東京・江戸川区が運営する駄菓子屋「よりみち屋」は、ひきこもり状態にある人が気軽に立ち寄り、安心して過ごせる場所として開設されました。この日、レジを打っていたのは中学3年生からおよそ4年間にわたるひきこもり経験を持つ小野寺さんです。小野寺さんは1年前の開設当初から自身の経験が少しでも生かすことができればと、スタッフとして働き始めました。
小野寺さんは1年前「ひきこもりの人を何とか社会復帰にもっていけるかなという手伝い・サポートをしていきたいので、ひきこもりの人のリスタート地点になれたらなと思っています」と話していました。
働き始めた時は「人とのコミュニケーションが難しかった」と話した小野寺さんですが、1年間働いたことで前向きに人と交流できるようになったと明るい表情で話しました。
小野寺さん「苦手なものに関して逃げるように避けていたが、今は苦手なものを苦手ではなくなるように、克服したいという気持ちがあってどんどんチャレンジしていきたいという気持ちになってきた」
この駄菓子屋はひきこもりの人の就労体験の場にもなっていて、初めは15分から体験することができ、仕事に慣れていけば本人の状態をみてレジ打ちや接客をできるようになります。

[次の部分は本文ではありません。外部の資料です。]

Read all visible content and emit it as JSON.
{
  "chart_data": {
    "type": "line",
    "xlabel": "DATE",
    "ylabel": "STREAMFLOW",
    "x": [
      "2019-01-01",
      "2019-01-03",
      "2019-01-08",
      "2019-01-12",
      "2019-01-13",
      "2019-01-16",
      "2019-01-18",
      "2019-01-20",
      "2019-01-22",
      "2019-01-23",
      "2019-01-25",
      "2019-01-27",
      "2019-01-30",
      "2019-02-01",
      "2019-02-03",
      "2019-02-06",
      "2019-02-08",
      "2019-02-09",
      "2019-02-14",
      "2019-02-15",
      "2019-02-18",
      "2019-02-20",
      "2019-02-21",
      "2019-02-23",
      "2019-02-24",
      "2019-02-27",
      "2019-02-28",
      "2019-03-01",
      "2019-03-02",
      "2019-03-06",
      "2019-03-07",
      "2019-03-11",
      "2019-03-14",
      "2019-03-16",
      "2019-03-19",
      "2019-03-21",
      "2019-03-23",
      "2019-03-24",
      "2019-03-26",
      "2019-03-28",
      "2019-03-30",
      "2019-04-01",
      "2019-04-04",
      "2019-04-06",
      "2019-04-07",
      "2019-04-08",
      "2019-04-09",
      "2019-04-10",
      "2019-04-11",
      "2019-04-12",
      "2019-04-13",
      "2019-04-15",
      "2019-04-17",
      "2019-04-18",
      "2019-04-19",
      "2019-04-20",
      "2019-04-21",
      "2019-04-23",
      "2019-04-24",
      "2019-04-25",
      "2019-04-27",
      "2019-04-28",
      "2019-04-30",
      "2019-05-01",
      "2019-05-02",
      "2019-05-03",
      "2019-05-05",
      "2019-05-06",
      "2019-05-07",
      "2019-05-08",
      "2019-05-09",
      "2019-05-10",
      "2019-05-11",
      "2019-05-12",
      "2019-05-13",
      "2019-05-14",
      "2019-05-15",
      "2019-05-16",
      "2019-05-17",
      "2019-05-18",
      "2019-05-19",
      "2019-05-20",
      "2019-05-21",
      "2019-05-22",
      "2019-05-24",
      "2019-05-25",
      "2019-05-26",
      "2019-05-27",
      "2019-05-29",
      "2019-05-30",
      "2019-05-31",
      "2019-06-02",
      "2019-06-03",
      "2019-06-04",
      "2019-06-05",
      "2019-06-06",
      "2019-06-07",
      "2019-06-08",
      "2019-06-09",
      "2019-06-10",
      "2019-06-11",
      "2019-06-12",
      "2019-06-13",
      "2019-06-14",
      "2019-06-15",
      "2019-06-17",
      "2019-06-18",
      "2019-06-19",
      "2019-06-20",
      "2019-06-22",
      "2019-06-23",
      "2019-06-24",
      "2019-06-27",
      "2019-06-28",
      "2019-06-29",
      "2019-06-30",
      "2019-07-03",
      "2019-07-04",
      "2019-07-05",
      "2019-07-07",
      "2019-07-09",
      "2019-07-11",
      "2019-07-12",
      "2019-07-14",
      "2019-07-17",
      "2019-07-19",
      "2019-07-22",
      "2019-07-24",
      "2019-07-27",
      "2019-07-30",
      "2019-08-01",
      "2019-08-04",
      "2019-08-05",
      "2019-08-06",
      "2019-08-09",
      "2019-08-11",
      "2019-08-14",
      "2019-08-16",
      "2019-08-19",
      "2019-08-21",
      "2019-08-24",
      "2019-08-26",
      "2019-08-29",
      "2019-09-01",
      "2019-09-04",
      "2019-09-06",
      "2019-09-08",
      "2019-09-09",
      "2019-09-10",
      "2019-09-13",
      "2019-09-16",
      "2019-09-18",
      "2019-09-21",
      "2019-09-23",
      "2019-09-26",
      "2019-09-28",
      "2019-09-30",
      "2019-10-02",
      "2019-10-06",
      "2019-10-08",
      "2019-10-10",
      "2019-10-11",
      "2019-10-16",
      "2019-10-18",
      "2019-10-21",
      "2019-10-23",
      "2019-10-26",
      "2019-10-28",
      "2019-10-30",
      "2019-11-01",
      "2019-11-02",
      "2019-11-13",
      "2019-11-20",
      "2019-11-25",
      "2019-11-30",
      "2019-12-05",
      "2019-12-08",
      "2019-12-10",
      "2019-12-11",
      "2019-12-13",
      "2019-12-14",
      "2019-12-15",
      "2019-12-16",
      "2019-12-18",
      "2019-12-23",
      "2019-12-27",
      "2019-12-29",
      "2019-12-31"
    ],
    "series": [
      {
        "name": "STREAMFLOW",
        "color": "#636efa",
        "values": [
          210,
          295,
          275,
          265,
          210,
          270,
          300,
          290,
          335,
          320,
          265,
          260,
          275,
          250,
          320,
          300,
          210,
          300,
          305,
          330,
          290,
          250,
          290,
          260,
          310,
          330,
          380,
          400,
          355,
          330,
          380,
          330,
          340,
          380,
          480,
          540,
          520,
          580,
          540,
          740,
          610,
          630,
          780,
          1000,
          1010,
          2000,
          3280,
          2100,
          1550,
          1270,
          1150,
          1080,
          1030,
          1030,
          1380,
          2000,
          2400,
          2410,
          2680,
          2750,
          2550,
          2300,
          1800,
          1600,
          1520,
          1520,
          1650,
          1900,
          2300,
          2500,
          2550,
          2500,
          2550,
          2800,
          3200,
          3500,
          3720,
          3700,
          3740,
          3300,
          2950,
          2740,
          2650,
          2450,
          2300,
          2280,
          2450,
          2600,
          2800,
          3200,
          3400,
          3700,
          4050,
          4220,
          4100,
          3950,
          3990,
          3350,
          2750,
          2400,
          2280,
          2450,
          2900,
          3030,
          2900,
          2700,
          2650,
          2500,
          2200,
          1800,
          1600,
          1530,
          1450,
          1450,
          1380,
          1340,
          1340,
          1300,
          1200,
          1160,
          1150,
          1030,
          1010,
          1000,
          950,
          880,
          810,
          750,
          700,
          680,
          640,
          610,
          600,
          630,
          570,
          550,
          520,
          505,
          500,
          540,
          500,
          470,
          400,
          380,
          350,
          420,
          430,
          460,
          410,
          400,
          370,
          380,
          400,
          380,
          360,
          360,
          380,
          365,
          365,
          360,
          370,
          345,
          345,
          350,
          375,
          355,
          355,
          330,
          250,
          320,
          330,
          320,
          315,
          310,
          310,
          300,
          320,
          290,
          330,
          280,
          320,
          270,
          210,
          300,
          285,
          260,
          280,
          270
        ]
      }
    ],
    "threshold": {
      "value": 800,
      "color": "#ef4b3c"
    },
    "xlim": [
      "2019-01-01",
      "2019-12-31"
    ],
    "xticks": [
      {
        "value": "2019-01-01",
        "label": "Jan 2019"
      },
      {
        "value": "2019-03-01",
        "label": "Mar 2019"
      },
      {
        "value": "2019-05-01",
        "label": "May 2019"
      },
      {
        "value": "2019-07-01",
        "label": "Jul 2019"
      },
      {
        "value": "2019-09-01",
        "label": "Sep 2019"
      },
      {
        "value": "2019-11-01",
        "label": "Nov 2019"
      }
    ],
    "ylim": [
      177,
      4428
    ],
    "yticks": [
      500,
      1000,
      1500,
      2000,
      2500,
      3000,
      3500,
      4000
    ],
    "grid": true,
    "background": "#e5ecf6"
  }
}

ひきこもり支援は墨田区でも行われています。女子高校生キャラクターの「Vチューバー」、『つきみ』と『だんご』の2人です。Vチューバーとは「アバター」と呼ばれるキャラクターに自分の声を乗せて動画投稿する人のことで、墨田区は4月からVチューバー使ったひきこもり支援の動画配信を始めました。メンバーの1人『つきみ』はひきこもりの経験があり、配信する動画でも自身の体験談を話しています。先週配信された最新回のテーマは「いじめといじりの境界線」でした。
墨田区の担当者によりますと「ひきこもりに対する考えが変わった」「体験談が勉強になった」などの声が寄せられているということです。